Grief threads cobwebs around his heart, and she is none the wiser.
"This place. The Void out there," she points in a random direction. "Where everything pruned goes. That's like the afterlife for the TVA, isn't it?"
It'll hurt if he thinks too long over it. Faraway memories of the tablecloth blanket they shared, those variants, and Classic Loki sacrificing himself to defeat Alioth.
Fifteen million timelines tug at his bones. She is still there, in her pristine uniform.
She reaches, and reflex sends him shifting backwards as much as possible. Which timeline will she touch? What is she looking for?
Her right hand folds his fingers under hers. Ropes shift to make room for the movement. He has not touched anything but fine thread for so long that flesh is a distant memory.
The feel of her skin startles him. The tree flares brighter, if just for an uncountable moment outside time.
"I tried to count the weight of your sacrifice. I am a god, too, and I think it will take me forever." Her grip tightens, seemingly hearing his unspoken plea. He wishes he could curl his fingers on his own, keep her here forever. "I'm sorry," she chokes. "You tried to tell me—I didn't know this was what it took— I didn't know —"
Their way their gazes connect reminds him of magnets snapping together.
"Don't be sorry. Even if you did know, you would have killed him. Some choices are always the same." He sounds harsher than he means too, but it's the truth. Under the force of his words she swallows. Because he cannot touch her throat, he traces it with his eyes. "It's what makes you, you."
She gestures to herself with her free hand. "A thousand Lokis and only you're here. Only you would've chosen this. Why? Why are you more godly than me?"
"You're here, aren't you?"
She lets go, and all of the possibilities with it.
She's gone for a few days this time, or a few weeks. Not through a fissure, but deep into the branches. Maybe she is trying to watch universes the way he does, but he's not sure how much her magic differs from his. She could also be hiding from him.
The hand she touched is weightless. All of the branches it holds have a cerulean undertow, almost, and less strained than he remembers.
When she turns, he is angled on his throne.
Her confession is thin. "I couldn't find my Asgard."

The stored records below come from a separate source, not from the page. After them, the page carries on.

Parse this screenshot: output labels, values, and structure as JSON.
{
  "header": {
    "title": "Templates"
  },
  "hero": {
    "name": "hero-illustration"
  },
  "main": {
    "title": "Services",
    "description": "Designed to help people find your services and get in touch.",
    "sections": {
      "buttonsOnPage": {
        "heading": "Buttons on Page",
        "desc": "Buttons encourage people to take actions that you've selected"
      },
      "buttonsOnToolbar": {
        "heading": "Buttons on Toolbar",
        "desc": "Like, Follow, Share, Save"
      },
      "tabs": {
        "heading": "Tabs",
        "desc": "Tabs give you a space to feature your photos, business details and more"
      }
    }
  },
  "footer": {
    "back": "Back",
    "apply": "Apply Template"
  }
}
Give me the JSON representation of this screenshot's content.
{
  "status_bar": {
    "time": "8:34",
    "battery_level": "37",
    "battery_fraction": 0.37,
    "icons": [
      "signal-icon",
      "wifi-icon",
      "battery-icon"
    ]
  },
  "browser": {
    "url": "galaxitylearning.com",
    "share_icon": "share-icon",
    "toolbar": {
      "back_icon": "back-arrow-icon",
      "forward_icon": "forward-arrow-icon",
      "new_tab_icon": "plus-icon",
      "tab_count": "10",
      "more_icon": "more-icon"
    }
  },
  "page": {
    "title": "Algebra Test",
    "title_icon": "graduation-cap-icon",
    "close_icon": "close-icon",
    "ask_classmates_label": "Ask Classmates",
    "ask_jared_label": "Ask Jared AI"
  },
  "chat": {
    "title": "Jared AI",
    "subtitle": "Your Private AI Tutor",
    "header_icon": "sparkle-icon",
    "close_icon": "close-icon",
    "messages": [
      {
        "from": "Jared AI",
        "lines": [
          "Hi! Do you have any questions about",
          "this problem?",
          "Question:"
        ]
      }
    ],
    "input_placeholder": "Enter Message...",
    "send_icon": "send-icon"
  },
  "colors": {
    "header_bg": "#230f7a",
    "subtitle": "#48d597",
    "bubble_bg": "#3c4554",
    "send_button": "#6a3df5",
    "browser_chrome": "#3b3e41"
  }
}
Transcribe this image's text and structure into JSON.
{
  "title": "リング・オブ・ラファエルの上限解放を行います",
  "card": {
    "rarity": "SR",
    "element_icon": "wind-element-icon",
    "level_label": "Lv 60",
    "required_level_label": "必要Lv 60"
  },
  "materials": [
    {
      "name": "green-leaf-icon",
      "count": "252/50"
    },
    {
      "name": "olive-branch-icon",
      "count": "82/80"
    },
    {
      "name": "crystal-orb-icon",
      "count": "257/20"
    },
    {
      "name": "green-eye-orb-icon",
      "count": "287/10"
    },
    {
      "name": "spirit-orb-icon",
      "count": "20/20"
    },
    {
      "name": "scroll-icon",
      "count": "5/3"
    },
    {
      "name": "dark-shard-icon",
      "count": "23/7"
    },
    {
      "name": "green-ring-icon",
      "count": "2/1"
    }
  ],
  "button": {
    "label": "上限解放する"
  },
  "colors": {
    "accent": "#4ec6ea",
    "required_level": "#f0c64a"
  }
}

"You could have asked me."
At first, she looks dismayed at the prospect of him checking. It smooths over into incredulous curiosity.
"But there should've been a sacred timeline version of it, before whatever I did caused a nexus event. Another female Loki—"
"I checked. There aren't any." His unburdened hand flexes and her eyes flit to the motion. "All those years with the TemPad. Didn't you didn't check?"
"I did. But…" she looks embarrassed. "The branches are growing now. It could be growing back, or—"
A small shake of his head.
Wordlessly she departs again.
He considers asking her to touch him again. To lessen the burden just a bit, again.
Sylvie is Queen of many things, and somewhere among her titles is Queen of the Unaware. Loki realizes that even he knew the shape of love when leveled at him. He Who Remains and the TVA robbed her until there was no one alive left to love her; she has not learned to recognize its edges when she's in the middle of it.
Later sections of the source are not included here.